Feasibility studies are an essential aspect of real estate development, as they help to determine the viability and profitability of a potential project before investing significant time and money. Feasibility studies are conducted to evaluate the financial, technical, legal, environmental, and market factors of a project to determine if it is practical and profitable to proceed.
The study included a market analysis to determine the demand for the different components of the project, as well as a financial analysis to determine the costs and potential returns of the project.
Based on the results of the feasibility study, the developers were able to make informed decisions about the design and construction of the project, including the size, layout, and amenities of the various components. The study also helped the developers to identify potential risks and challenges associated with the project, and to take measures to minimize or mitigate them.
AA+ Appraisal & Consultancy, a real estate consulting firm, has conducted feasibility studies for various real estate development projects in the Philippines. Two notable projects are a hotel in Ermita, Manila, and an integrated marina resort in Lapulapu City.
The first project involved evaluating potential hotel development sites and making recommendations for facilities and brand affiliations. The proposed hotel will be a component of a mixed-use development plan and will cater to the needs of local travelers and businessmen. The market study showed that the most viable project with the highest return on investment is the renovation of the existing hotel, resulting in a projected income and a return on investment of 770%. The project will help promote tourism and create employment opportunities in the area.

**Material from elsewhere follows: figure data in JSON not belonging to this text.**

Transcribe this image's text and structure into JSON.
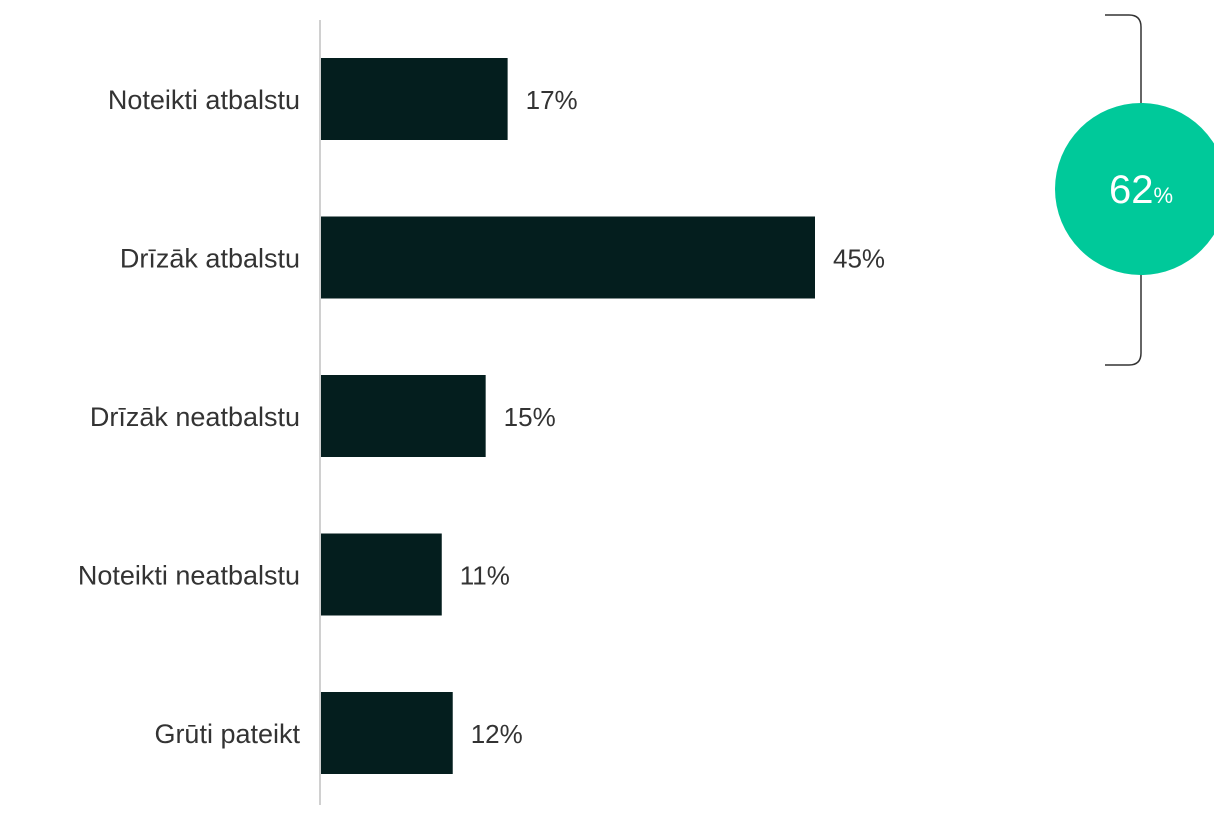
{
  "chart_data": {
    "type": "bar",
    "orientation": "horizontal",
    "categories": [
      "Noteikti atbalstu",
      "Drīzāk atbalstu",
      "Drīzāk neatbalstu",
      "Noteikti neatbalstu",
      "Grūti pateikt"
    ],
    "values": [
      17,
      45,
      15,
      11,
      12
    ],
    "value_labels": [
      "17%",
      "45%",
      "15%",
      "11%",
      "12%"
    ],
    "xlim": [
      0,
      100
    ],
    "grid": false,
    "bar_color": "#041e1e",
    "callout": {
      "value": "62",
      "unit": "%",
      "color": "#00c99a",
      "covers_categories": [
        "Noteikti atbalstu",
        "Drīzāk atbalstu"
      ]
    }
  }
}
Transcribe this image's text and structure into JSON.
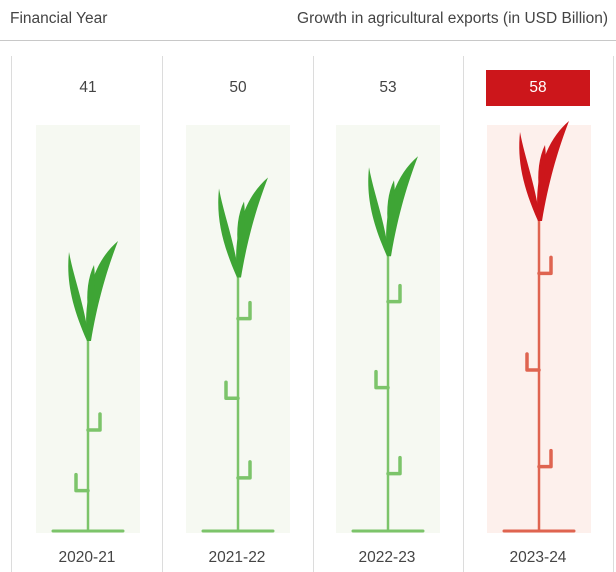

The second project is envisioned to be a world-class standard, with a full-service hotel property, condominium, marina clubhouse, and berth slip. The study analyzed the site, physical improvements, and amenities, as well as the outlook for the national economy, capital markets, and resort hotel visitation. The report also projected income and expenses for both the proposed hotels, and the marina component, and provided a feasibility conclusion with respect to the projected return on investment. The project is projected to generate a profit margin with the key assumption that operations will be managed by key executives and the workforce. Two ways to generate higher profit are to link up with an international hotel and obtain TIEZA accreditation.
Both projects are expected to help fill the gap in the government’s thrust to promote tourism and create employment opportunities in the area.